Last month, Hugh Long, ­Wachovia Bank’s Pennsylvania and Delaware CEO, agreed to help lead the campaign to bring the Olympics here in 2016. He’ll head the Finance Committee of Philadelphia 2016, the group put together by Constitution Center founding CEO Joe Torsella and Larry Needle of the Philadelphia Sports Congress. (This magazine is on board, too, as we announced last month; Torsella, out of deference to the U.S. Olympic Committee, declined to comment on the city’s bid.) Long chairs Select Greater Philadelphia, the Chamber of Commerce affiliate charged with luring new business to the region, and has made a strong impression on the city’s power elite. A native Georgian, Long speaks in a droll Southern drawl; he moved here from Atlanta in 2003 and promptly denounced Philadelphia’s tendency to denounce itself. Long says that going after the Olympics fits perfectly with how he sees his new hometown, and that he plans to kick-start Philadelphia 2016 by trying to raise $1 million this fall.
PM: Why are you so enthusiastic about the prospects for bringing the Olympics here 11 years from now?
HL: First of all, there’s a great case to be made. We’ve got more venues already in place than any other candidate. We’ve got the advantage of being a big media market, centrally located. We have a lot of hotel rooms, not just in the city, but throughout the region. We can use the Olympics to sharpen the pencil of SEPTA, the airport and Amtrak. This is also an opportunity to cultivate leaders. There will be some who, right now, are not yet in undergraduate school, and some who are just fresh into their first jobs. That can only be healthy.

Is the chance of winning what attracted you?
We’re in this to win, and I believe we can. But there’s another worthwhile reason to do this. Working on an Olympic effort boosts pride, it’s an aspirational goal with significant benchmarks for us to gauge our progress, and it brings distinction and notoriety to the region. If you don’t believe that, look at the Atlanta experience with the 1996 Games. Atlanta had been seen as a Southeastern regional presence. Today, I’d argue there are more people wanting to move to Atlanta than any other American city.
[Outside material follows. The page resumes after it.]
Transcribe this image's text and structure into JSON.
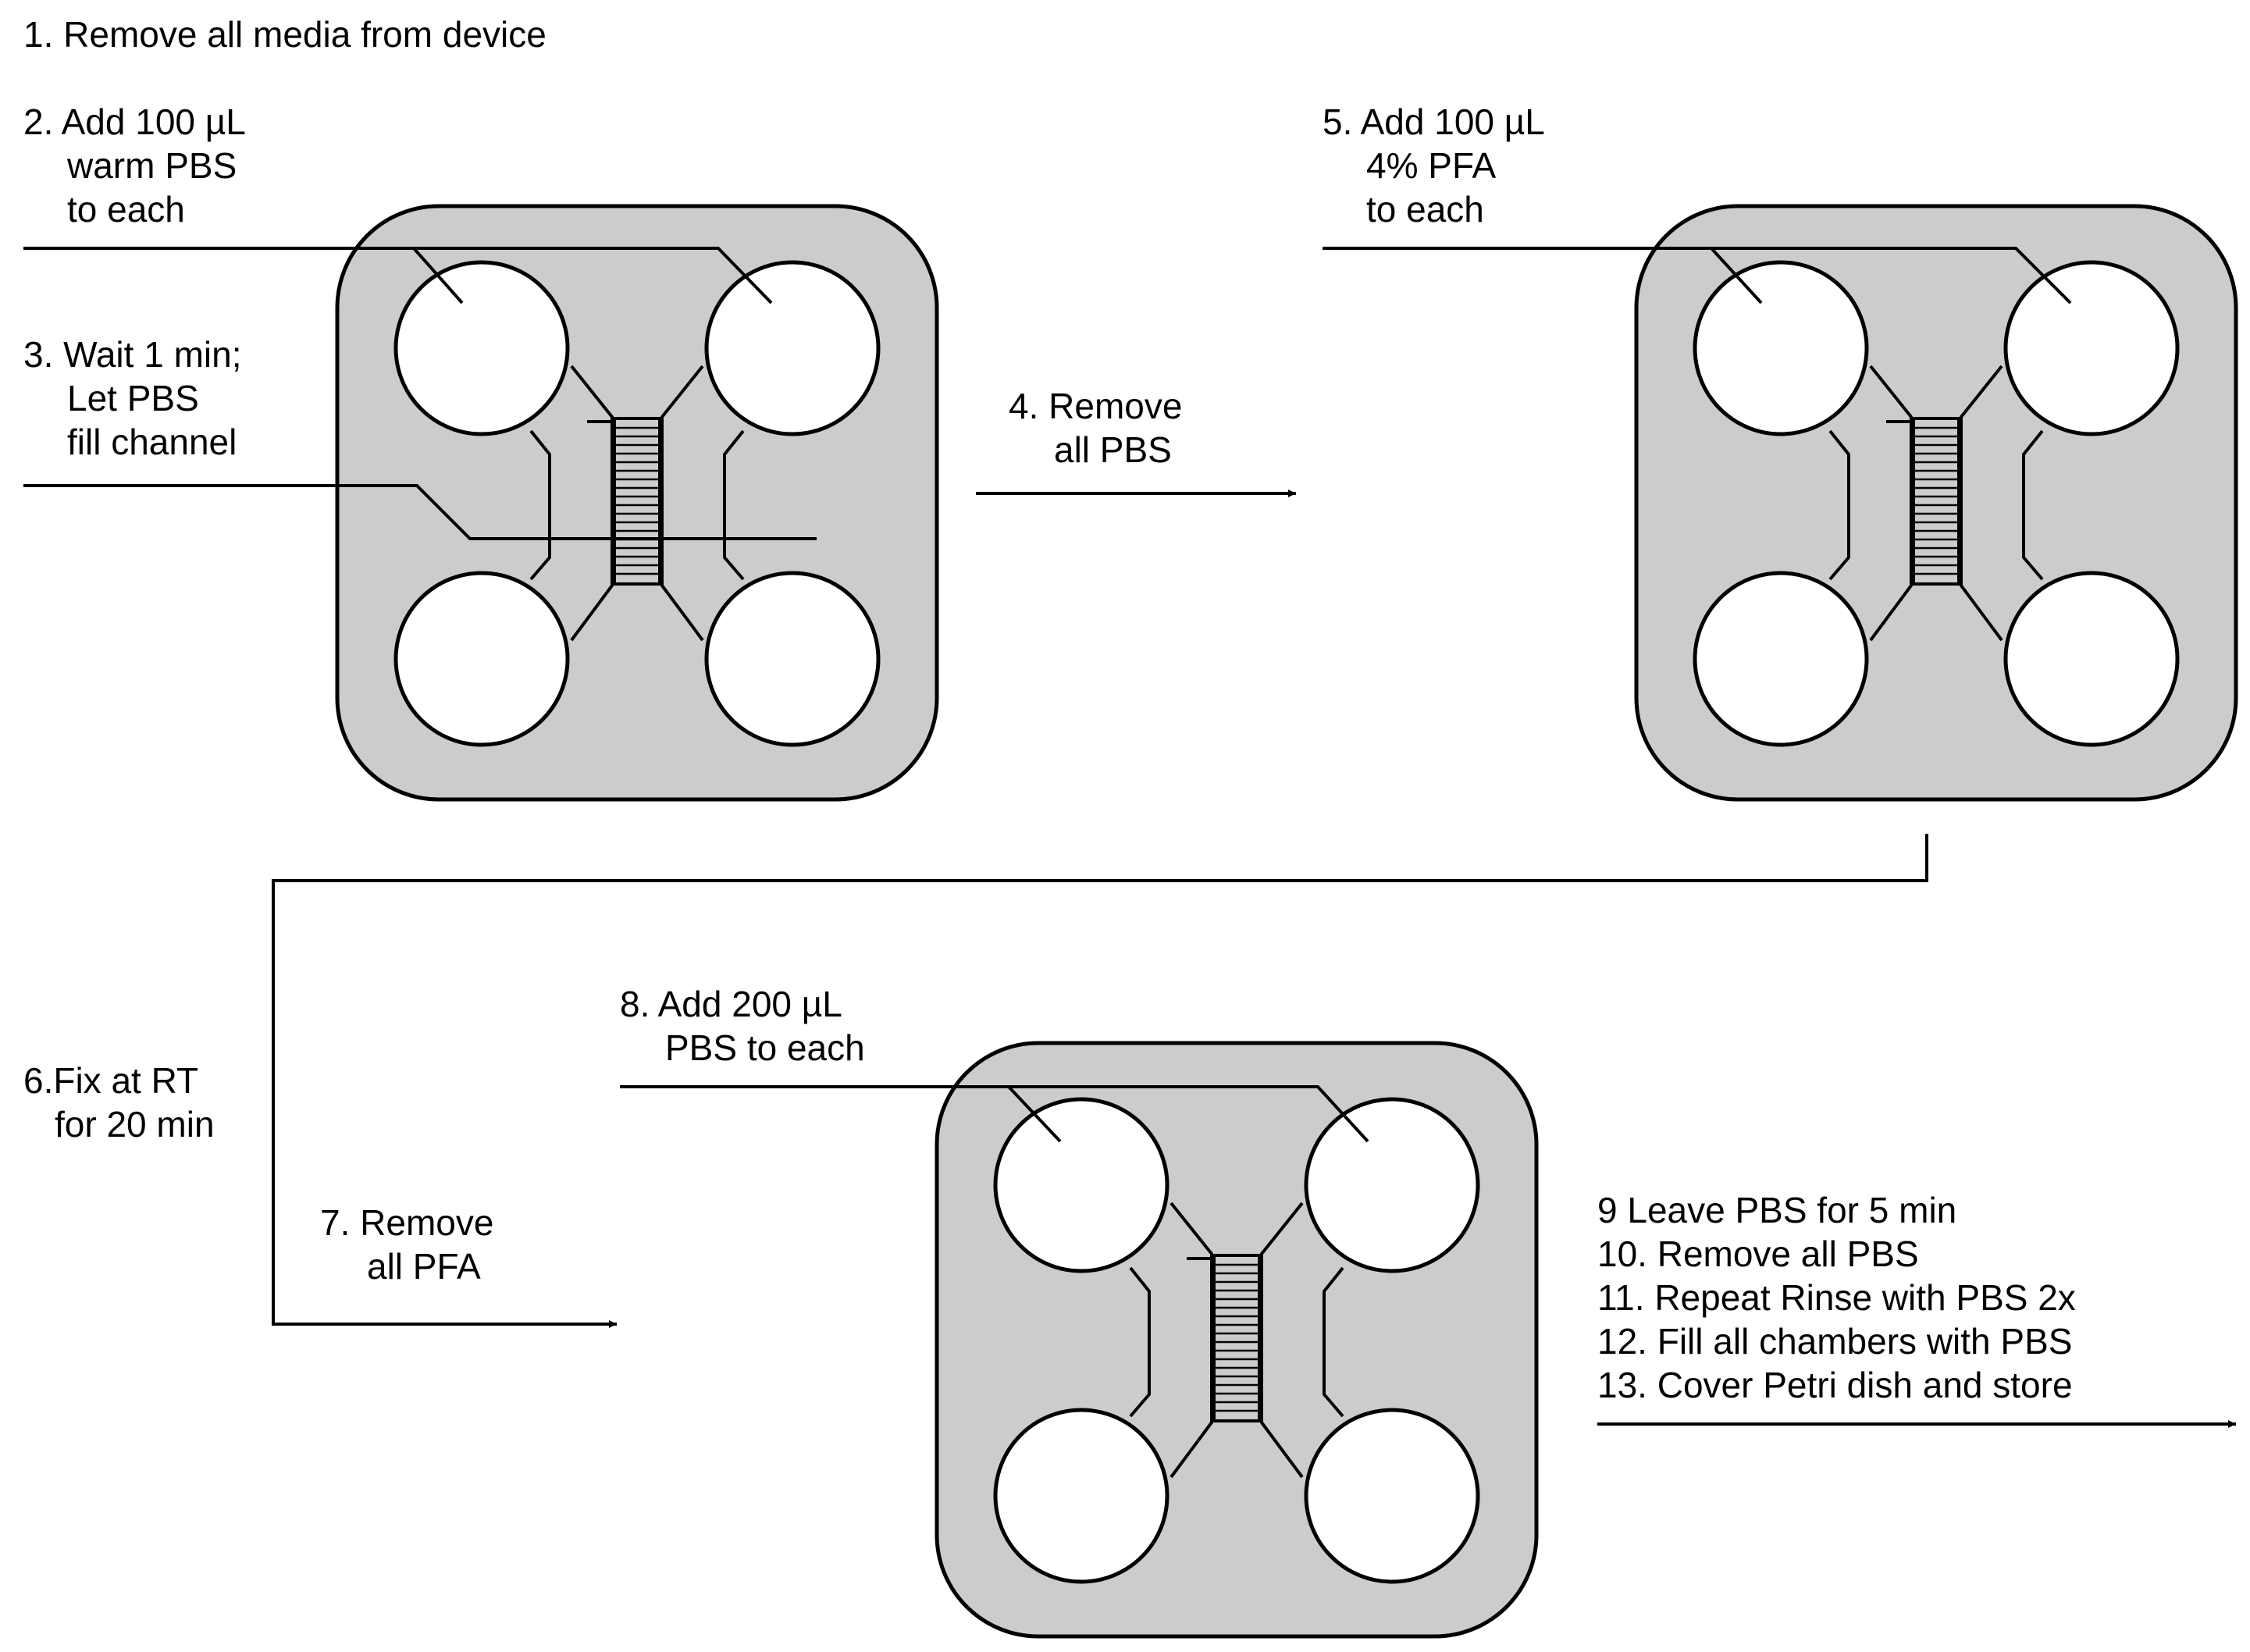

Is there a direct tie to the successful Olympic effort? Seems so to me. I’d love to test that in Philadelphia.

You tried to test the notion elsewhere, didn’t you?
Well, I played a role on the front end of what later became the Washington/Baltimore 2012 Olympic Coalition. The idea was to get Washington and Baltimore working together, which they rarely did. It became an opportunity to bring the region together. I was only there for the initial stages of fund-raising. So I feel like I got my toe, maybe my ankle, maybe part of my leg immersed in it. Now I’m ready to dive in.

So you see pursuing the Olympics as a way to get people to think regionally?
Exactly. How do we bind the 11 counties in the Philadelphia area into a cohesive region? As soon as Joe called me, I knew the Olympic idea was something that could unite across all boundaries.
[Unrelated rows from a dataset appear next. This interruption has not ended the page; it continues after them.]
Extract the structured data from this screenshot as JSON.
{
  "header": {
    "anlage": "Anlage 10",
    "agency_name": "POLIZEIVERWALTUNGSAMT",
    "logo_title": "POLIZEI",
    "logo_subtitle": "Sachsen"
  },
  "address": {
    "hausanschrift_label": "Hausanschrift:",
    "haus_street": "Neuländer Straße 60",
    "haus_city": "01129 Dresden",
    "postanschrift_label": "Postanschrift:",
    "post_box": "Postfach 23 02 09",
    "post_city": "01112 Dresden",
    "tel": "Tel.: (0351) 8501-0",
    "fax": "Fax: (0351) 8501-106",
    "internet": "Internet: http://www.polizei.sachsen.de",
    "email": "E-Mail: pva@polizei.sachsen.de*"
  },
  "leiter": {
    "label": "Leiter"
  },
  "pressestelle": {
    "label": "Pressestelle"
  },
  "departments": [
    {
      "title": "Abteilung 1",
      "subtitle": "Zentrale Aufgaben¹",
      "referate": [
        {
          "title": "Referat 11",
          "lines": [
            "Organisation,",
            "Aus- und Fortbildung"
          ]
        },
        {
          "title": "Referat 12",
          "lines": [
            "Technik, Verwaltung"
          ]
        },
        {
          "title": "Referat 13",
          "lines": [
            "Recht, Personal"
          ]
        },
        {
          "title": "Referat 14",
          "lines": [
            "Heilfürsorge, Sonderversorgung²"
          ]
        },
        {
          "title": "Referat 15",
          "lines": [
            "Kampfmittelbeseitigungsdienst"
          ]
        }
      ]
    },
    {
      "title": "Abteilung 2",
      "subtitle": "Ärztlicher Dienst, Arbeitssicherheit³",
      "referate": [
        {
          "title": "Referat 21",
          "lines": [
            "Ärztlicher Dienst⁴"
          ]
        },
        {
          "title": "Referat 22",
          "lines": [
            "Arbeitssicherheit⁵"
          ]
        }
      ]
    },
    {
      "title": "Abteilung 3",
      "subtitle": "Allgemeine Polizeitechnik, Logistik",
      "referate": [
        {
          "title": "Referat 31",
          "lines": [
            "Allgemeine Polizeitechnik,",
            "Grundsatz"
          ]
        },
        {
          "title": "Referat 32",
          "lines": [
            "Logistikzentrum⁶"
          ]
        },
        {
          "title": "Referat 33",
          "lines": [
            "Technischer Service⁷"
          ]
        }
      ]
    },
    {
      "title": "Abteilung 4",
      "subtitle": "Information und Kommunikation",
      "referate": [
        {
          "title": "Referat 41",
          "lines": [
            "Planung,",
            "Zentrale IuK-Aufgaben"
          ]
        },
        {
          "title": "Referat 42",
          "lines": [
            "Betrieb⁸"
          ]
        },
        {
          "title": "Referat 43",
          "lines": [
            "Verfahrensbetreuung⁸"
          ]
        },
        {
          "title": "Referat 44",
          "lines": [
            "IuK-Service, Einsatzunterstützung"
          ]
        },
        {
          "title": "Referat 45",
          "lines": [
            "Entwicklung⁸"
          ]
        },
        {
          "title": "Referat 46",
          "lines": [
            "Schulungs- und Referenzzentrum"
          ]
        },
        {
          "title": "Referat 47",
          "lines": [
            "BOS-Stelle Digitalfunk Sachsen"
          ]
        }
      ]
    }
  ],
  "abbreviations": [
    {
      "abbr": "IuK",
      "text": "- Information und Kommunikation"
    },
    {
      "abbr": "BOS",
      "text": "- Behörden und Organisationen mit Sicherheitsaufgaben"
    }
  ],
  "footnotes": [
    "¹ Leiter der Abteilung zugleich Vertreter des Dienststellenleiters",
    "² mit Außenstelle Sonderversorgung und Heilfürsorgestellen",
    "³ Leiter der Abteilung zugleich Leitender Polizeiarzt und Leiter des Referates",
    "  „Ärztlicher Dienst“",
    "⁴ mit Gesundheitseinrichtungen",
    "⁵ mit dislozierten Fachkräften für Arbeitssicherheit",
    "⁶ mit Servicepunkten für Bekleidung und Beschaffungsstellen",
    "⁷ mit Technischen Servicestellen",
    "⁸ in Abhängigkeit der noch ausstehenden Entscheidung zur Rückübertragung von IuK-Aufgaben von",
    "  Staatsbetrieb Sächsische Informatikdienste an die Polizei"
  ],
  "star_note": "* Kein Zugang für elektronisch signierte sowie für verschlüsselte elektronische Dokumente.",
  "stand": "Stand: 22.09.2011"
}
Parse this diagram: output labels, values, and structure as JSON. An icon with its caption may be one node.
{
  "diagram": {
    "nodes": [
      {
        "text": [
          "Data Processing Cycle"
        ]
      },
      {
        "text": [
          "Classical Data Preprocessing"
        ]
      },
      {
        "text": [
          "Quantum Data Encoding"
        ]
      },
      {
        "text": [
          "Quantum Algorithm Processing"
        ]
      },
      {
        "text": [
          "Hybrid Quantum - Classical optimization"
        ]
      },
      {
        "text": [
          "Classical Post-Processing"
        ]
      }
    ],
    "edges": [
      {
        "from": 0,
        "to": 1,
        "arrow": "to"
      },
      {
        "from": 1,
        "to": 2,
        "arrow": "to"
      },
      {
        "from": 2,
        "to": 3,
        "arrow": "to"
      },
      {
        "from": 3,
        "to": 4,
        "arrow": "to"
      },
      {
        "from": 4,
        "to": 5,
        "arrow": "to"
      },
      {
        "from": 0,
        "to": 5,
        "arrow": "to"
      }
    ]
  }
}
Historically, Philadelphians have had a hard time seeing ourselves as “world-class.” How do you handle that, going forward?
Ah, yes. I’ve already heard it: “Won’t work.” “Doesn’t work that way here.” “You don’t understand—let me tell you the history.” I have had so many history lessons since I moved here. But you know what? They said that to Billy Payne and Andy Young in Atlanta. I’m sure they told that to somebody in London. I think the way you deal with that is you have some success. At the end of the day, people always want to be on a winning team.

Finally, who is your pick to carry the Olympic torch down Broad Street in 2016?
The good news is, it doesn’t have to be one person. I’d like to see it be the neighborhood business owners who operate businesses in 2016 that didn’t exist here in 2005. I’d like it to be the CEOs of each of those new, large employers that moved to Greater Philadelphia who were not here in 2005. I’d like it to be some students who, instead of moving out of Philadelphia after they got their education here, decided to stay and improve our quality of life.